February 11th, 2012 6:57am Report this comment

It is socialist policy that citizens will only be employed by state approved employers, not by each other.

Try again, comrade.

Widmerpool

February 11th, 2012 8:27am Report this comment

Wasn’t it Sweden that had to drop the Tobin Tax? A lesson to be learnt here?
Taxes and for that matter Higher Education should not be used for Social Engineering Experiments.
Taxation policy should be driven by effective revenue generation only IMHO and not pander to various strains of the “English Disease” like the Politics of Envy.

Boudicca

February 11th, 2012 10:00am Report this comment

The Conservative Party slogan at the next General Election should be:

"The Conservatives: Out of touch and divorced from reality"

Carl Bröms

February 11th, 2012 10:44am Report this comment

Saw this article by incident and said to myself: bet that the swedish PM has got his name misspelled (as usual. Aaand yepp ! "Frederik". Letīs see what ideas Mr Kamerun brings home from Denmark !

Anne Wotana Kaye 1

February 11th, 2012 11:36am Report this comment

I'm thinking of employing a butler, a valet and a lady's maid.
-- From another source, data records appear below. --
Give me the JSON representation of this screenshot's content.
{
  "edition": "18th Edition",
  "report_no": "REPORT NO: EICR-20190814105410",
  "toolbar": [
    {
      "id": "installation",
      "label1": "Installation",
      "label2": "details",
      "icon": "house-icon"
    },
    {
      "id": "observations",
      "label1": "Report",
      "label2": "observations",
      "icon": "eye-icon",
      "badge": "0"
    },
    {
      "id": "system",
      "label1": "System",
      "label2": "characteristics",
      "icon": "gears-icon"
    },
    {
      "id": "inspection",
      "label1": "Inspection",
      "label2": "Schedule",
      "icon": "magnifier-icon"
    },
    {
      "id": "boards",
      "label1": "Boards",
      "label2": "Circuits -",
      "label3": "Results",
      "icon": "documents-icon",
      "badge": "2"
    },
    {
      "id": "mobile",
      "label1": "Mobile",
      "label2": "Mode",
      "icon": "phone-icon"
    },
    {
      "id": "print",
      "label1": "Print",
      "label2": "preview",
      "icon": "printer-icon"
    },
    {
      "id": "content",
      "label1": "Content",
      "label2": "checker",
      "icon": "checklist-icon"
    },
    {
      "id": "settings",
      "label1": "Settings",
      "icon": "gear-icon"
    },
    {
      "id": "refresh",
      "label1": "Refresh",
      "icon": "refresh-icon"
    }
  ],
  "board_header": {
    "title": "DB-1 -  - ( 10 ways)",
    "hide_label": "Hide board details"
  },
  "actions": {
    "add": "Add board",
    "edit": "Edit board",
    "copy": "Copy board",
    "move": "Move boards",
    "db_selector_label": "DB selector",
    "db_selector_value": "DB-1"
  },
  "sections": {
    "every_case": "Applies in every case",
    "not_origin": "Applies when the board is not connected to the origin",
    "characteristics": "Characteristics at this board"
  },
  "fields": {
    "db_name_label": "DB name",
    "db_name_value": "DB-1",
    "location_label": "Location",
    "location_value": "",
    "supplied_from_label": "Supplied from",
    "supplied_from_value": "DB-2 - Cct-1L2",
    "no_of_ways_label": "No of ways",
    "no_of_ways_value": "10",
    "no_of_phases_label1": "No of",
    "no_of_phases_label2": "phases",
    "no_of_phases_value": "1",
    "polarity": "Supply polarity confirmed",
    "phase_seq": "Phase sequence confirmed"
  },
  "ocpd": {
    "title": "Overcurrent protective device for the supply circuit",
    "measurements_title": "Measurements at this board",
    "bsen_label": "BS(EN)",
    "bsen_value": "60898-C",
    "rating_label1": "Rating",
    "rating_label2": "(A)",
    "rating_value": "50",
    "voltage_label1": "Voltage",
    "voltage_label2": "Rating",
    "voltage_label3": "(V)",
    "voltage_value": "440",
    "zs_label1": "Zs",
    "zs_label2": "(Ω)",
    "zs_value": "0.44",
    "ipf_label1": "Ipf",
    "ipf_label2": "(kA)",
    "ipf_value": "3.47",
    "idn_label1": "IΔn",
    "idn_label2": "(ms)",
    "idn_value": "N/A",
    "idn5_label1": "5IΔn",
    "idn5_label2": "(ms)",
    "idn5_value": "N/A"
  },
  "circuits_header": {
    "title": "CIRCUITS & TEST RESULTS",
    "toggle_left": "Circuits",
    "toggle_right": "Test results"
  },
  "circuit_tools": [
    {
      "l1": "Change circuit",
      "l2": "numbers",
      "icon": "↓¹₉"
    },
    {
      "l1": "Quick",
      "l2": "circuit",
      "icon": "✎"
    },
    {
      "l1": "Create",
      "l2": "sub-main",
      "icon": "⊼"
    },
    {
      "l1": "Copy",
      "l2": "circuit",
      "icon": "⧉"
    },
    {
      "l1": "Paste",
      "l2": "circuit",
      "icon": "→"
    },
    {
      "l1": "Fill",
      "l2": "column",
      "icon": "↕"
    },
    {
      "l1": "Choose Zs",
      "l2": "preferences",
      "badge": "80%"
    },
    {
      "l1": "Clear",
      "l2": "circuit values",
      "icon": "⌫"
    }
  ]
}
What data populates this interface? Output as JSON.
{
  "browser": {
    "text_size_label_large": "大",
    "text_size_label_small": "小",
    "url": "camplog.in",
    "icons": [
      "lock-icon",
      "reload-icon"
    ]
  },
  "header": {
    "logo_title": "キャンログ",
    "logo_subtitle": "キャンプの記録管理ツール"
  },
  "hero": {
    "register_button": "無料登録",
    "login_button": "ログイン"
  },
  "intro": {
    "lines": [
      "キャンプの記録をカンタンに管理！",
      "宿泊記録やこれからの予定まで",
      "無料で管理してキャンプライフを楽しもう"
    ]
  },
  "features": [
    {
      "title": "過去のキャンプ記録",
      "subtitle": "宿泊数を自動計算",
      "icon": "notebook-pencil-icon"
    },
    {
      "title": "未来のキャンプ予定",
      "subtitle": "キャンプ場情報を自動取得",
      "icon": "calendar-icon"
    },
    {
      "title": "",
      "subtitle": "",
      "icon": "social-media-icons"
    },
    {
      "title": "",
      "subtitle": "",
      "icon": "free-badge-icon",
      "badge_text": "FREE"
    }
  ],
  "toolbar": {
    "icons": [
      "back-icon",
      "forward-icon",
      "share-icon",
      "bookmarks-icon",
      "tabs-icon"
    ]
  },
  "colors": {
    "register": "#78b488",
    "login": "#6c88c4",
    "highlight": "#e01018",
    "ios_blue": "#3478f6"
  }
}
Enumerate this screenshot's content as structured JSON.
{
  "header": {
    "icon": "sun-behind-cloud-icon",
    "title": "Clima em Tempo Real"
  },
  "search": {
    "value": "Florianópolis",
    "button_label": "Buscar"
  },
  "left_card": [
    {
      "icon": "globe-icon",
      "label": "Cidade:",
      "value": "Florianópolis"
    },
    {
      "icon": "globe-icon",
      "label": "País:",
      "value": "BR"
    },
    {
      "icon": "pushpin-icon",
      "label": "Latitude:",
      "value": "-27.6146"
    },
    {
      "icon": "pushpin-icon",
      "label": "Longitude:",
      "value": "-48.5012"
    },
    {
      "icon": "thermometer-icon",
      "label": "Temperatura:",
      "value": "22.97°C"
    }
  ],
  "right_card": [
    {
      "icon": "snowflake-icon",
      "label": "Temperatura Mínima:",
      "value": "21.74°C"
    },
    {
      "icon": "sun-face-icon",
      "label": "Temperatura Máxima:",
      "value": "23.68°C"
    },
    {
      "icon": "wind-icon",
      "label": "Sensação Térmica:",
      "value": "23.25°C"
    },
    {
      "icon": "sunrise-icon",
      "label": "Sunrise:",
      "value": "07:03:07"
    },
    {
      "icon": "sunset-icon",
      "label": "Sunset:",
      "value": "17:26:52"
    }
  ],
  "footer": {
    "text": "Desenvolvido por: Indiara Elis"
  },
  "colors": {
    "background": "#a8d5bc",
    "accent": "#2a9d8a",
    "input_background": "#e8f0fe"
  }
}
What are the benefits?

Anne Wotana Kaye 1

February 11th, 2012 11:46am Report this comment

Barbara
February 10th, 2012 4:01pm
By all means restrict the amount paid, to nil, for children of non-British born residents. The maternity hospitals are filled with immigrant and illegals who are spawning non-stop, whilst the natives of this country are declining drastically.

Robbo

February 11th, 2012 1:59pm Report this comment

If I wnat to pay my cleaner one pound net, today I have to pay them c 1.40 and to be paod that I have to earn 2.80 that is crazy and surely reduces opportunities for cleaners to find paid work.

Rue de la Loi

February 12th, 2012 9:45pm Report this comment

A typical knee-jerk reaction to today's "news grid" rather than any real analysis. Had Miss MacDonagh bothered to do any research before scribbling this down, she would have found that the tax deductibility of domestic services is quite widespread in Europe. France, not normally considered a testbed for Conservative thinking, allows childcare costs to be deducted from tax and in Belgium, in an effort to rein in the near Greek levels of tax evasion, domestic services can be obtained through "titres-services" that bring cleaners etc into the tax net as employees of cleaning service companies, the higher costs this entails being offset by the tax break.

The ten thousand at the top railed against above are likely to be far better informed about the world at large than the chippy instincts on display above.